1923Published his first book, Crepusculario

His debut collection, Crepusculario, established him as a promising young poet within Santiago’s literary world. Critics noted the mixture of symbolist influence and direct emotion, foreshadowing his later lyrical reach.

1924Released Twenty Love Poems and a Song of Despair

With Veinte poemas de amor y una canción desesperada, he achieved broad recognition for sensuous, accessible love poetry. The book’s youthful intensity and musical lines made it a lasting bestseller across the Spanish-speaking world.

1927Began consular service in Asia

He entered Chile’s diplomatic service and was posted to distant consular assignments, including Rangoon and Colombo. Isolation, poverty, and cultural dislocation deepened his darker surreal imagery and sharpened his emotional extremes.

1930Married Maryka Antonieta Hagenaar Vogelzang

He married the Dutch woman Maryka Antonieta Hagenaar, known as Maruca, during his years of overseas postings. Their relationship unfolded amid frequent moves and financial strain, pressures that complicated his private life and work.

1933Appointed Chilean consul in Buenos Aires; met Federico Garcia Lorca

As consul in Buenos Aires, he met Federico García Lorca, whose charisma and theatrical modernism energized their friendship. The encounter helped widen Neruda’s artistic horizons and tied him more closely to Spain’s cultural scene.

1934Posted as consul to Madrid during Spain’s turbulent republic years

In Madrid, he lived among writers of the Generation of ’27 and witnessed escalating political conflict before the Spanish Civil War.
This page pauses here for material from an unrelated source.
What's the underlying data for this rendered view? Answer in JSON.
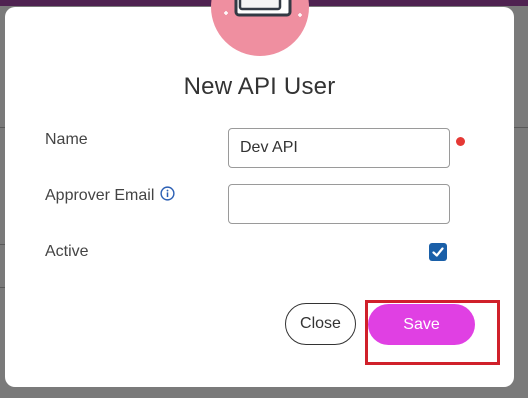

The city’s intellectual ferment, and later violence, redirected him from private lyricism toward public commitment.

1937Published Spain in Our Hearts and became an antifascist voice

Horrified by the Spanish Civil War and the murder of Lorca, he wrote España en el corazón in defense of the Spanish Republic. His poetry became overtly political, aligning literature with antifascist solidarity across Europe and Latin America.
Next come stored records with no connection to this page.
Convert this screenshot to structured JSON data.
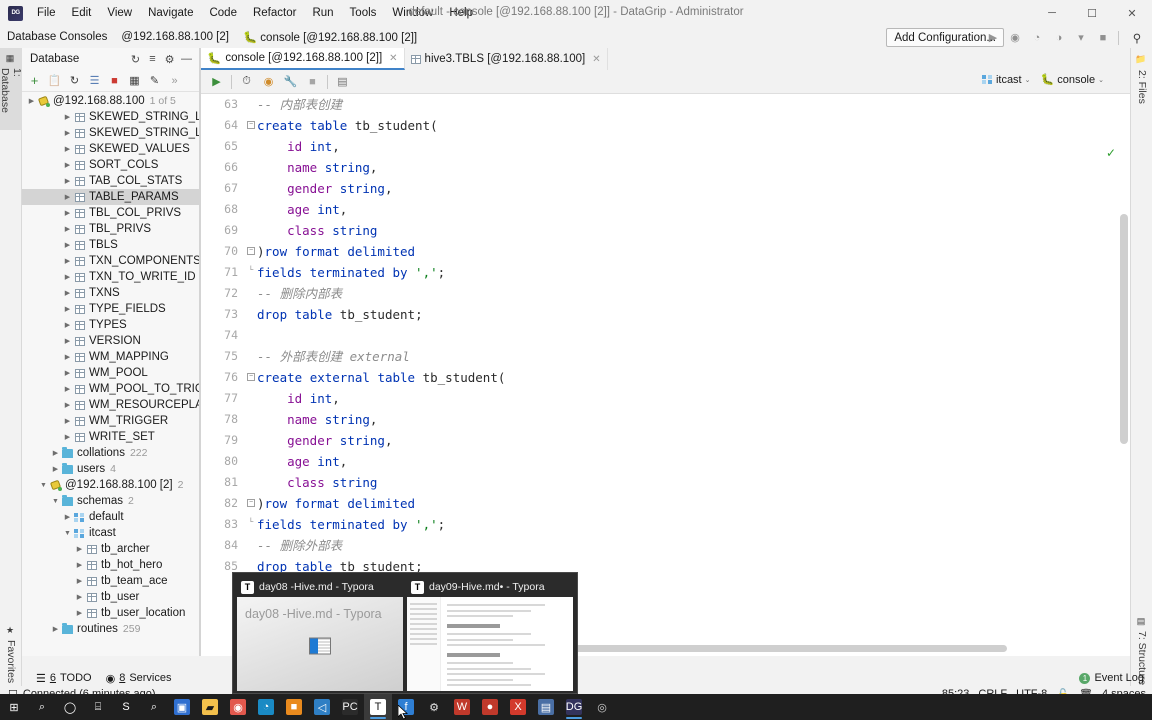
{
  "window": {
    "title": "default - console [@192.168.88.100 [2]] - DataGrip - Administrator",
    "logo": "DG",
    "minimize": "─",
    "maximize": "☐",
    "close": "✕"
  },
  "menu": [
    "File",
    "Edit",
    "View",
    "Navigate",
    "Code",
    "Refactor",
    "Run",
    "Tools",
    "Window",
    "Help"
  ],
  "breadcrumb": {
    "root": "Database Consoles",
    "server": "@192.168.88.100 [2]",
    "console": "console [@192.168.88.100 [2]]"
  },
  "toolbar": {
    "add_configuration": "Add Configuration...",
    "run": "▶",
    "debug": "◉",
    "run_coverage": "◔",
    "profile": "◑",
    "dropdown": "▾",
    "stop": "■",
    "search": "⚲"
  },
  "left_tabs": [
    {
      "label": "1: Database",
      "icon": "database-icon",
      "active": true
    },
    {
      "label": "Favorites",
      "icon": "star-icon",
      "active": false
    }
  ],
  "right_tabs": [
    {
      "label": "2: Files",
      "icon": "folder-icon"
    },
    {
      "label": "7: Structure",
      "icon": "structure-icon"
    }
  ],
  "db_panel": {
    "title": "Database",
    "header_icons": [
      "sync-icon",
      "collapse-all-icon",
      "gear-icon",
      "hide-icon"
    ],
    "toolbar_icons": [
      "add-icon",
      "copy-icon",
      "refresh-icon",
      "run-query-icon",
      "stop-icon",
      "table-icon",
      "edit-icon",
      "more-icon"
    ],
    "connection": {
      "label": "@192.168.88.100",
      "badge": "1 of 5"
    },
    "tree": [
      {
        "label": "SKEWED_STRING_LIS",
        "icon": "table-icon",
        "indent": 3,
        "arrow": true
      },
      {
        "label": "SKEWED_STRING_LIS",
        "icon": "table-icon",
        "indent": 3,
        "arrow": true
      },
      {
        "label": "SKEWED_VALUES",
        "icon": "table-icon",
        "indent": 3,
        "arrow": true
      },
      {
        "label": "SORT_COLS",
        "icon": "table-icon",
        "indent": 3,
        "arrow": true
      },
      {
        "label": "TAB_COL_STATS",
        "icon": "table-icon",
        "indent": 3,
        "arrow": true
      },
      {
        "label": "TABLE_PARAMS",
        "icon": "table-icon",
        "indent": 3,
        "arrow": true,
        "selected": true
      },
      {
        "label": "TBL_COL_PRIVS",
        "icon": "table-icon",
        "indent": 3,
        "arrow": true
      },
      {
        "label": "TBL_PRIVS",
        "icon": "table-icon",
        "indent": 3,
        "arrow": true
      },
      {
        "label": "TBLS",
        "icon": "table-icon",
        "indent": 3,
        "arrow": true
      },
      {
        "label": "TXN_COMPONENTS",
        "icon": "table-icon",
        "indent": 3,
        "arrow": true
      },
      {
        "label": "TXN_TO_WRITE_ID",
        "icon": "table-icon",
        "indent": 3,
        "arrow": true
      },
      {
        "label": "TXNS",
        "icon": "table-icon",
        "indent": 3,
        "arrow": true
      },
      {
        "label": "TYPE_FIELDS",
        "icon": "table-icon",
        "indent": 3,
        "arrow": true
      },
      {
        "label": "TYPES",
        "icon": "table-icon",
        "indent": 3,
        "arrow": true
      },
      {
        "label": "VERSION",
        "icon": "table-icon",
        "indent": 3,
        "arrow": true
      },
      {
        "label": "WM_MAPPING",
        "icon": "table-icon",
        "indent": 3,
        "arrow": true
      },
      {
        "label": "WM_POOL",
        "icon": "table-icon",
        "indent": 3,
        "arrow": true
      },
      {
        "label": "WM_POOL_TO_TRIGG",
        "icon": "table-icon",
        "indent": 3,
        "arrow": true
      },
      {
        "label": "WM_RESOURCEPLAN",
        "icon": "table-icon",
        "indent": 3,
        "arrow": true
      },
      {
        "label": "WM_TRIGGER",
        "icon": "table-icon",
        "indent": 3,
        "arrow": true
      },
      {
        "label": "WRITE_SET",
        "icon": "table-icon",
        "indent": 3,
        "arrow": true
      },
      {
        "label": "collations",
        "count": "222",
        "icon": "folder-icon",
        "indent": 2,
        "arrow": true
      },
      {
        "label": "users",
        "count": "4",
        "icon": "folder-icon",
        "indent": 2,
        "arrow": true
      },
      {
        "label": "@192.168.88.100 [2]",
        "count": "2",
        "icon": "db-icon",
        "indent": 1,
        "arrow": true,
        "expanded": true
      },
      {
        "label": "schemas",
        "count": "2",
        "icon": "folder-icon",
        "indent": 2,
        "arrow": true,
        "expanded": true
      },
      {
        "label": "default",
        "icon": "schema-icon",
        "indent": 3,
        "arrow": true
      },
      {
        "label": "itcast",
        "icon": "schema-icon",
        "indent": 3,
        "arrow": true,
        "expanded": true
      },
      {
        "label": "tb_archer",
        "icon": "table-icon",
        "indent": 4,
        "arrow": true
      },
      {
        "label": "tb_hot_hero",
        "icon": "table-icon",
        "indent": 4,
        "arrow": true
      },
      {
        "label": "tb_team_ace",
        "icon": "table-icon",
        "indent": 4,
        "arrow": true
      },
      {
        "label": "tb_user",
        "icon": "table-icon",
        "indent": 4,
        "arrow": true
      },
      {
        "label": "tb_user_location",
        "icon": "table-icon",
        "indent": 4,
        "arrow": true
      },
      {
        "label": "routines",
        "count": "259",
        "icon": "folder-icon",
        "indent": 2,
        "arrow": true
      }
    ]
  },
  "editor": {
    "tabs": [
      {
        "label": "console [@192.168.88.100 [2]]",
        "icon": "console-icon",
        "active": true,
        "close": "✕"
      },
      {
        "label": "hive3.TBLS [@192.168.88.100]",
        "icon": "table-icon",
        "active": false,
        "close": "✕"
      }
    ],
    "toolbar_icons": [
      "execute-icon",
      "history-icon",
      "params-icon",
      "wrench-icon",
      "stop-icon",
      "grid-icon"
    ],
    "context": {
      "schema": "itcast",
      "session": "console",
      "chevron": "⌄"
    },
    "first_line_number": 63,
    "lines": [
      {
        "n": 63,
        "tokens": [
          {
            "t": "-- 内部表创建",
            "c": "cm"
          }
        ]
      },
      {
        "n": 64,
        "fold": "minus",
        "tokens": [
          {
            "t": "create",
            "c": "kw"
          },
          {
            "t": " ",
            "c": "pl"
          },
          {
            "t": "table",
            "c": "kw"
          },
          {
            "t": " tb_student(",
            "c": "id"
          }
        ]
      },
      {
        "n": 65,
        "tokens": [
          {
            "t": "    ",
            "c": "pl"
          },
          {
            "t": "id",
            "c": "col"
          },
          {
            "t": " ",
            "c": "pl"
          },
          {
            "t": "int",
            "c": "typ"
          },
          {
            "t": ",",
            "c": "id"
          }
        ]
      },
      {
        "n": 66,
        "tokens": [
          {
            "t": "    ",
            "c": "pl"
          },
          {
            "t": "name",
            "c": "col"
          },
          {
            "t": " ",
            "c": "pl"
          },
          {
            "t": "string",
            "c": "typ"
          },
          {
            "t": ",",
            "c": "id"
          }
        ]
      },
      {
        "n": 67,
        "tokens": [
          {
            "t": "    ",
            "c": "pl"
          },
          {
            "t": "gender",
            "c": "col"
          },
          {
            "t": " ",
            "c": "pl"
          },
          {
            "t": "string",
            "c": "typ"
          },
          {
            "t": ",",
            "c": "id"
          }
        ]
      },
      {
        "n": 68,
        "tokens": [
          {
            "t": "    ",
            "c": "pl"
          },
          {
            "t": "age",
            "c": "col"
          },
          {
            "t": " ",
            "c": "pl"
          },
          {
            "t": "int",
            "c": "typ"
          },
          {
            "t": ",",
            "c": "id"
          }
        ]
      },
      {
        "n": 69,
        "tokens": [
          {
            "t": "    ",
            "c": "pl"
          },
          {
            "t": "class",
            "c": "col"
          },
          {
            "t": " ",
            "c": "pl"
          },
          {
            "t": "string",
            "c": "typ"
          }
        ]
      },
      {
        "n": 70,
        "fold": "end",
        "tokens": [
          {
            "t": ")",
            "c": "id"
          },
          {
            "t": "row format delimited",
            "c": "kw"
          }
        ]
      },
      {
        "n": 71,
        "fold": "tick",
        "tokens": [
          {
            "t": "fields terminated by ",
            "c": "kw"
          },
          {
            "t": "','",
            "c": "str"
          },
          {
            "t": ";",
            "c": "id"
          }
        ]
      },
      {
        "n": 72,
        "tokens": [
          {
            "t": "-- 删除内部表",
            "c": "cm"
          }
        ]
      },
      {
        "n": 73,
        "tokens": [
          {
            "t": "drop",
            "c": "kw"
          },
          {
            "t": " ",
            "c": "pl"
          },
          {
            "t": "table",
            "c": "kw"
          },
          {
            "t": " tb_student;",
            "c": "id"
          }
        ]
      },
      {
        "n": 74,
        "tokens": [
          {
            "t": "",
            "c": "pl"
          }
        ]
      },
      {
        "n": 75,
        "tokens": [
          {
            "t": "-- 外部表创建 external",
            "c": "cm"
          }
        ]
      },
      {
        "n": 76,
        "fold": "minus",
        "tokens": [
          {
            "t": "create",
            "c": "kw"
          },
          {
            "t": " ",
            "c": "pl"
          },
          {
            "t": "external",
            "c": "kw"
          },
          {
            "t": " ",
            "c": "pl"
          },
          {
            "t": "table",
            "c": "kw"
          },
          {
            "t": " tb_student(",
            "c": "id"
          }
        ]
      },
      {
        "n": 77,
        "tokens": [
          {
            "t": "    ",
            "c": "pl"
          },
          {
            "t": "id",
            "c": "col"
          },
          {
            "t": " ",
            "c": "pl"
          },
          {
            "t": "int",
            "c": "typ"
          },
          {
            "t": ",",
            "c": "id"
          }
        ]
      },
      {
        "n": 78,
        "tokens": [
          {
            "t": "    ",
            "c": "pl"
          },
          {
            "t": "name",
            "c": "col"
          },
          {
            "t": " ",
            "c": "pl"
          },
          {
            "t": "string",
            "c": "typ"
          },
          {
            "t": ",",
            "c": "id"
          }
        ]
      },
      {
        "n": 79,
        "tokens": [
          {
            "t": "    ",
            "c": "pl"
          },
          {
            "t": "gender",
            "c": "col"
          },
          {
            "t": " ",
            "c": "pl"
          },
          {
            "t": "string",
            "c": "typ"
          },
          {
            "t": ",",
            "c": "id"
          }
        ]
      },
      {
        "n": 80,
        "tokens": [
          {
            "t": "    ",
            "c": "pl"
          },
          {
            "t": "age",
            "c": "col"
          },
          {
            "t": " ",
            "c": "pl"
          },
          {
            "t": "int",
            "c": "typ"
          },
          {
            "t": ",",
            "c": "id"
          }
        ]
      },
      {
        "n": 81,
        "tokens": [
          {
            "t": "    ",
            "c": "pl"
          },
          {
            "t": "class",
            "c": "col"
          },
          {
            "t": " ",
            "c": "pl"
          },
          {
            "t": "string",
            "c": "typ"
          }
        ]
      },
      {
        "n": 82,
        "fold": "end",
        "tokens": [
          {
            "t": ")",
            "c": "id"
          },
          {
            "t": "row format delimited",
            "c": "kw"
          }
        ]
      },
      {
        "n": 83,
        "fold": "tick",
        "tokens": [
          {
            "t": "fields terminated by ",
            "c": "kw"
          },
          {
            "t": "','",
            "c": "str"
          },
          {
            "t": ";",
            "c": "id"
          }
        ]
      },
      {
        "n": 84,
        "tokens": [
          {
            "t": "-- 删除外部表",
            "c": "cm"
          }
        ]
      },
      {
        "n": 85,
        "tokens": [
          {
            "t": "drop",
            "c": "kw"
          },
          {
            "t": " ",
            "c": "pl"
          },
          {
            "t": "table",
            "c": "kw"
          },
          {
            "t": " tb_student;",
            "c": "id"
          }
        ]
      }
    ]
  },
  "tool_windows": [
    {
      "key": "6",
      "label": "TODO",
      "icon": "todo-icon"
    },
    {
      "key": "8",
      "label": "Services",
      "icon": "services-icon"
    }
  ],
  "status": {
    "connection": "Connected (6 minutes ago)",
    "caret": "85:23",
    "line_sep": "CRLF",
    "encoding": "UTF-8",
    "lock": "lock-icon",
    "indent": "4 spaces",
    "event_log": "Event Log",
    "event_count": "1"
  },
  "thumbnails": [
    {
      "title": "day08 -Hive.md - Typora",
      "icon": "T",
      "ghost": "day08 -Hive.md - Typora",
      "selected": true
    },
    {
      "title": "day09-Hive.md• - Typora",
      "icon": "T",
      "selected": false
    }
  ],
  "taskbar": [
    {
      "name": "start-button",
      "glyph": "⊞",
      "color": "#ffffff",
      "bg": "transparent"
    },
    {
      "name": "search-icon",
      "glyph": "⌕",
      "color": "#ffffff",
      "bg": "transparent"
    },
    {
      "name": "cortana-icon",
      "glyph": "◯",
      "color": "#ffffff",
      "bg": "transparent"
    },
    {
      "name": "task-view-icon",
      "glyph": "⌸",
      "color": "#ffffff",
      "bg": "transparent"
    },
    {
      "name": "snipaste-icon",
      "glyph": "S",
      "color": "#ffffff",
      "bg": "transparent"
    },
    {
      "name": "everything-icon",
      "glyph": "⌕",
      "color": "#ffffff",
      "bg": "transparent"
    },
    {
      "name": "app-store-icon",
      "glyph": "▣",
      "color": "#ffffff",
      "bg": "#2f6fd0"
    },
    {
      "name": "file-explorer-icon",
      "glyph": "▰",
      "color": "#1a1a1a",
      "bg": "#f3c04c"
    },
    {
      "name": "chrome-icon",
      "glyph": "◉",
      "color": "#ffffff",
      "bg": "#e2584d"
    },
    {
      "name": "edge-icon",
      "glyph": "◔",
      "color": "#ffffff",
      "bg": "#1a8ac4"
    },
    {
      "name": "qq-browser-icon",
      "glyph": "■",
      "color": "#ffffff",
      "bg": "#e98a1e"
    },
    {
      "name": "vscode-icon",
      "glyph": "◁",
      "color": "#ffffff",
      "bg": "#2f7fc4"
    },
    {
      "name": "pycharm-icon",
      "glyph": "PC",
      "color": "#f4f4f4",
      "bg": "#2b2b2b"
    },
    {
      "name": "typora-icon",
      "glyph": "T",
      "color": "#1a1a1a",
      "bg": "#ffffff",
      "active": true,
      "running": true
    },
    {
      "name": "feishu-icon",
      "glyph": "f",
      "color": "#ffffff",
      "bg": "#2f7fd4"
    },
    {
      "name": "settings-icon",
      "glyph": "⚙",
      "color": "#e4e4e4",
      "bg": "transparent"
    },
    {
      "name": "wps-icon",
      "glyph": "W",
      "color": "#ffffff",
      "bg": "#c0392b"
    },
    {
      "name": "360-icon",
      "glyph": "●",
      "color": "#ffffff",
      "bg": "#c0392b"
    },
    {
      "name": "xmind-icon",
      "glyph": "X",
      "color": "#ffffff",
      "bg": "#d33a2c"
    },
    {
      "name": "vmware-icon",
      "glyph": "▤",
      "color": "#ffffff",
      "bg": "#4a6fa5"
    },
    {
      "name": "datagrip-icon",
      "glyph": "DG",
      "color": "#ffffff",
      "bg": "#33335c",
      "running": true
    },
    {
      "name": "other-app-icon",
      "glyph": "◎",
      "color": "#cfcfcf",
      "bg": "transparent"
    }
  ]
}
1939Organized refugee passage on the ship Winnipeg

Working with Chilean authorities, he helped charter the Winnipeg to carry Spanish Republican refugees to safety. The voyage brought over 2,000 exiles to Chile, a major humanitarian act linking his diplomacy to concrete rescue efforts.

1945Elected senator and joined the Communist Party of Chile

He won a Senate seat representing northern provinces and formally joined the Communist Party, expanding his public influence. In Chile’s polarized climate, his speeches and poems merged, treating workers’ struggles as a national epic.
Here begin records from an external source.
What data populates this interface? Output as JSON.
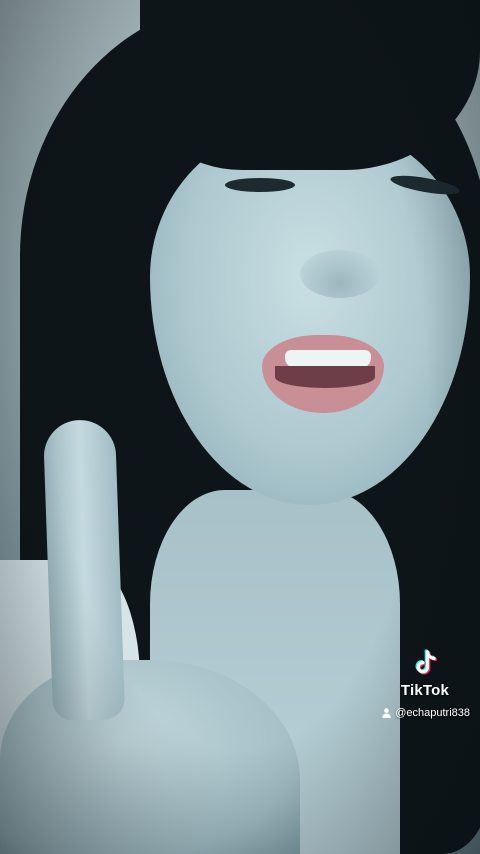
{
  "video": {
    "description_icon": "person-video-frame"
  },
  "watermark": {
    "logo_icon": "tiktok-note-icon",
    "brand": "TikTok",
    "user_icon": "user-icon",
    "handle": "@echaputri838",
    "text_color": "#ffffff",
    "logo_colors": [
      "#25f4ee",
      "#fe2c55",
      "#ffffff"
    ]
  }
}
1948Went into hiding after criticizing President Gabriel Gonzalez Videla

After denouncing President Gabriel González Videla’s repression of communists, an arrest order forced him into clandestinity. Friends sheltered him across Chile as he continued writing, turning persecution into a central theme of his public legend.

1949Escaped Chile and began years of exile

He crossed the Andes and traveled through Latin America and Europe, evading Chilean authorities while maintaining international visibility. Exile broadened his continental perspective and fed the panoramic historical vision of Canto General.

1950Published Canto General, an epic of Latin America

Canto General appeared as a sweeping poetic history of the Americas, mixing Indigenous memory, conquest, and modern politics. It cemented his role as a continental voice, linking personal lyric power to collective historical narrative.

1952Returned to Chile after political conditions shifted

With restrictions eased, he returned to Chile and resumed a prominent cultural life, reading publicly and publishing prolifically. His home and networks became a hub for writers and artists, reinforcing his stature as a national poet.

1971Won the Nobel Prize in Literature

He received the Nobel Prize in Literature, honored for poetry that combined elemental imagery with historical destiny. The award amplified his global reputation as both artist and political symbol during the Cold War’s cultural battleground.

1973Died shortly after the Chilean coup d’état

He died days after Augusto Pinochet’s coup overthrew President Salvador Allende, amid national shock and repression. His funeral in Santiago became a tense public gathering, where mourners quietly asserted culture against fear.